Despite the prospect of lower demand, Europe will need to increase natural gas import by 2 percent, primarily to restock natural gas inventories. Europe's own production is expected to rise slightly from 204 bcm to 207 bcm on account of Norwegian and UK output expected to grow after extensive maintenance work.

According to the IEA, the prospect of continued high natural gas prices stems from the fact that Europe is now in direct competition with Asia on liquefied natural gas on the global market.

Last year, natural gas demand from China increased by 12 percent. This year, the rate of increase is expected to fall to 8 percent, and demand to reach 394 bcm.
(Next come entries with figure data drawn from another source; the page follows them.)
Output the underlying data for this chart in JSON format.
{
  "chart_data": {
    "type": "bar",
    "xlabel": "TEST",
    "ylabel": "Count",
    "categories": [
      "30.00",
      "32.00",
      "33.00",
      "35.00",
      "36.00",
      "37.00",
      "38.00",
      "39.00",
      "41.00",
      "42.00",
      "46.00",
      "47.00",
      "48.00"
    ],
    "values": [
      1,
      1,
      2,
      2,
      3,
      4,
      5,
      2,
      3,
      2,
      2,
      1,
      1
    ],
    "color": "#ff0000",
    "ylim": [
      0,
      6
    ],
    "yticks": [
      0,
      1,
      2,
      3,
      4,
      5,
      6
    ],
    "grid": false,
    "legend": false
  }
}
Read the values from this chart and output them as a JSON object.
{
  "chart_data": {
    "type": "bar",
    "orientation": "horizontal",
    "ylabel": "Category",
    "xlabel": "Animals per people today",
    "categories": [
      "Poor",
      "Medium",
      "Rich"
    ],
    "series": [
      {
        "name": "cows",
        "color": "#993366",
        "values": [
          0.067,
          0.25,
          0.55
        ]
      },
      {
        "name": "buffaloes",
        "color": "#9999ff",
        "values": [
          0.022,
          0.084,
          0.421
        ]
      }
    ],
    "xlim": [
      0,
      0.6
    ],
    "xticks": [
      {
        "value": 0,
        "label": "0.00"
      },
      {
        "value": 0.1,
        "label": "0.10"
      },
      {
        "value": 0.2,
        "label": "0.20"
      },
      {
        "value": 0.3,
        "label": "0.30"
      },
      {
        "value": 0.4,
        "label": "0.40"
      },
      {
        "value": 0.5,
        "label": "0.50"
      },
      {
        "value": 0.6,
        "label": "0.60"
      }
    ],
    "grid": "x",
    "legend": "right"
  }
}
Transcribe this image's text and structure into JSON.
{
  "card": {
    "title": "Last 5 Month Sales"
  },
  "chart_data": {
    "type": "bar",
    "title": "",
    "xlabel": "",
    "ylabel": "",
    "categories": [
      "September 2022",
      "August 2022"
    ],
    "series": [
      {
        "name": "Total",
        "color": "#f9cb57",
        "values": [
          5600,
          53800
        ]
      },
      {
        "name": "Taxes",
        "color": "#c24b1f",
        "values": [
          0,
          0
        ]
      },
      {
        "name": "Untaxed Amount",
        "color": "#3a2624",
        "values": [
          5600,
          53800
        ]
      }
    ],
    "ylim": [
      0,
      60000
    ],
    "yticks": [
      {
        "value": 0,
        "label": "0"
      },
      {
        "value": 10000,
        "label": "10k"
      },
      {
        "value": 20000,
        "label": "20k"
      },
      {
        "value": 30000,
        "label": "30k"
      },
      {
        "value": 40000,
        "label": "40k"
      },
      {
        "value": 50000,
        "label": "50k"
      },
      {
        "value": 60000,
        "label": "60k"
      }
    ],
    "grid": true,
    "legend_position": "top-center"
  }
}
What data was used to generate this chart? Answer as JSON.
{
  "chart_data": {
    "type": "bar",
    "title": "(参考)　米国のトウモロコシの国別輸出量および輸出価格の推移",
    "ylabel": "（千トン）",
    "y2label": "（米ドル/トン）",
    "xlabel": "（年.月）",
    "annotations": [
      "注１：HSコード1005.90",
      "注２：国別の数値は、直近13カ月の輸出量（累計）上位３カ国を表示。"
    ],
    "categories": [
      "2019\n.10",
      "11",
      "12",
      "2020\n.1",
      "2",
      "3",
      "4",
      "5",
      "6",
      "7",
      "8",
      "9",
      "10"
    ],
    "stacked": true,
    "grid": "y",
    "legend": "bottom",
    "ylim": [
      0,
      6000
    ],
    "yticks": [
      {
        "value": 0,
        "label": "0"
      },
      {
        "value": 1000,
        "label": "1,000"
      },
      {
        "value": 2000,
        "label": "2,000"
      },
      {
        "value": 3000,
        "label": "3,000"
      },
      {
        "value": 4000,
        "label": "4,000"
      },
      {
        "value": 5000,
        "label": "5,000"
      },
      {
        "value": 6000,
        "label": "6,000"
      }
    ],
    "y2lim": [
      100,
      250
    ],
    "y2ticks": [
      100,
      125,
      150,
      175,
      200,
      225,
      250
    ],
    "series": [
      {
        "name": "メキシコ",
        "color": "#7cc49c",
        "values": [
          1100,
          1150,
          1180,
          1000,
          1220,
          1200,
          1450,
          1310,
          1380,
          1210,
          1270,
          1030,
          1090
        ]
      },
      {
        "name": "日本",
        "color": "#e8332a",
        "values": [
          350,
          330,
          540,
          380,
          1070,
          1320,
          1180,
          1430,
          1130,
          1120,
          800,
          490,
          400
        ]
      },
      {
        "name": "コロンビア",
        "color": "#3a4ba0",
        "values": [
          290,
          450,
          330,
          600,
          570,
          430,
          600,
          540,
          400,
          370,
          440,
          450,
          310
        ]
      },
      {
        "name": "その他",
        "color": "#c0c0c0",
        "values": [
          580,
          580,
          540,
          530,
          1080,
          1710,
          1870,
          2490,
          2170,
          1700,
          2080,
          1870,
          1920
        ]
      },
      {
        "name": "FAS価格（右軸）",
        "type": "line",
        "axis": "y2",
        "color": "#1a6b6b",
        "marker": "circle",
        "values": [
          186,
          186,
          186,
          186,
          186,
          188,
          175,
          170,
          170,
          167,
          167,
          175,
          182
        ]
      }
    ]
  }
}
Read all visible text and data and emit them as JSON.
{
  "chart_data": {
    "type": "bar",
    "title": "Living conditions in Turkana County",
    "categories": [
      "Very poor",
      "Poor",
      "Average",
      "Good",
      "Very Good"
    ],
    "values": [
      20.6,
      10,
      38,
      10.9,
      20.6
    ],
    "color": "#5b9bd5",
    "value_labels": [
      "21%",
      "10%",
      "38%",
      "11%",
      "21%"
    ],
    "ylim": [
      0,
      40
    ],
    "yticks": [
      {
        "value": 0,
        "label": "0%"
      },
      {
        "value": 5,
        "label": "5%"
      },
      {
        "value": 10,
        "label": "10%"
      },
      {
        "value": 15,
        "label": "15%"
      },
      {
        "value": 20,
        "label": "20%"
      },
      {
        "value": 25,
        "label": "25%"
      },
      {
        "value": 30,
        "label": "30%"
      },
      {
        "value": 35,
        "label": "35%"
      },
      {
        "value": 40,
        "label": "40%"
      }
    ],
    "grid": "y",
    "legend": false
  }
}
The receding rate of increase is a direct consequence of lower economic growth as well as a shift to other fuels as a result of high natural gas prices in the global market.

Natural gas crucial to transition

For Asia as a whole, the IEA expects demand to increase 5 percent to 950 bcm. 60 percent of this growth comes from China, while India, Pakistan, Indonesia, Bangladesh and Thailand also showing increasing appetite for natural gas – especially for them to phase out coal and comply with the UN Paris Agreement.

"Upstream spending directed to natural gas [showed] only a 10 percent increase from the previous year. At this level, gas-related upstream spending is less than half of what is required annually under the IEA Stated Policies Scenario (STEPS), and 12 percent lower than the amount consistent with the Net Zero by 2050 Scenario (NZE) in the 2021-2030 period," IEA underlines and continues:

"The current high price environment provides strong incentives for producers to increase upstream investment in the near term. However, demand uncertainty related to the global pandemic and the energy transition, as well as investor pressure to exercise capital discipline (in the case of US producers) and to diversify away from fossil fuels (in the case of major IOCs), could lead to a muted supplier response to high prices."

Natural gas is crucial to the transition phase, not least because emissions of greenhouse gases are half of emissions from coal, the IEA points out. But to convince investors to invest in natural gas products, governments need to recognize the role that natural gas plays in the climate transition efforts.

Opposition to 'green' natural gas

The European Commission has submitted a proposal to classify natural gas and nuclear power as 'green' in an attempt to attract the necessary investments and ensure that capital managers and institutional investors don't pull their funding, noting that they don't want money tied up in fossil industries.

The proposal has yet to be approved because several EU member nations oppose the classification change. On the other hand, they are under pressure due to record-high natural gas prices.

"Global electricity consumption rose to new heights in 2021, and this trend will continue this year due to the politically determined electrification as part of the climate efforts. However, over the past year, we have seen electricity prices get driven up by demand and issues to procure sufficient supplies of electricity," says the IEA.

The cost of this development over the past year has been record-high greenhouse gas emissions from power generation, not least as a result of increased coal consumption.

"Electricity generation from renewables grew by 6 percent in 2021, but that was not enough to keep up with the surging demand growth. The shortage was covered by a 9-percent increase in electricity from coal-fired power plants to the highest level ever recorded. As a result of this, CO2 emissions from coal-fired power plants grew by 7 percent – also to the highest level ever and contrary to the global climate ambitions," the IEA states.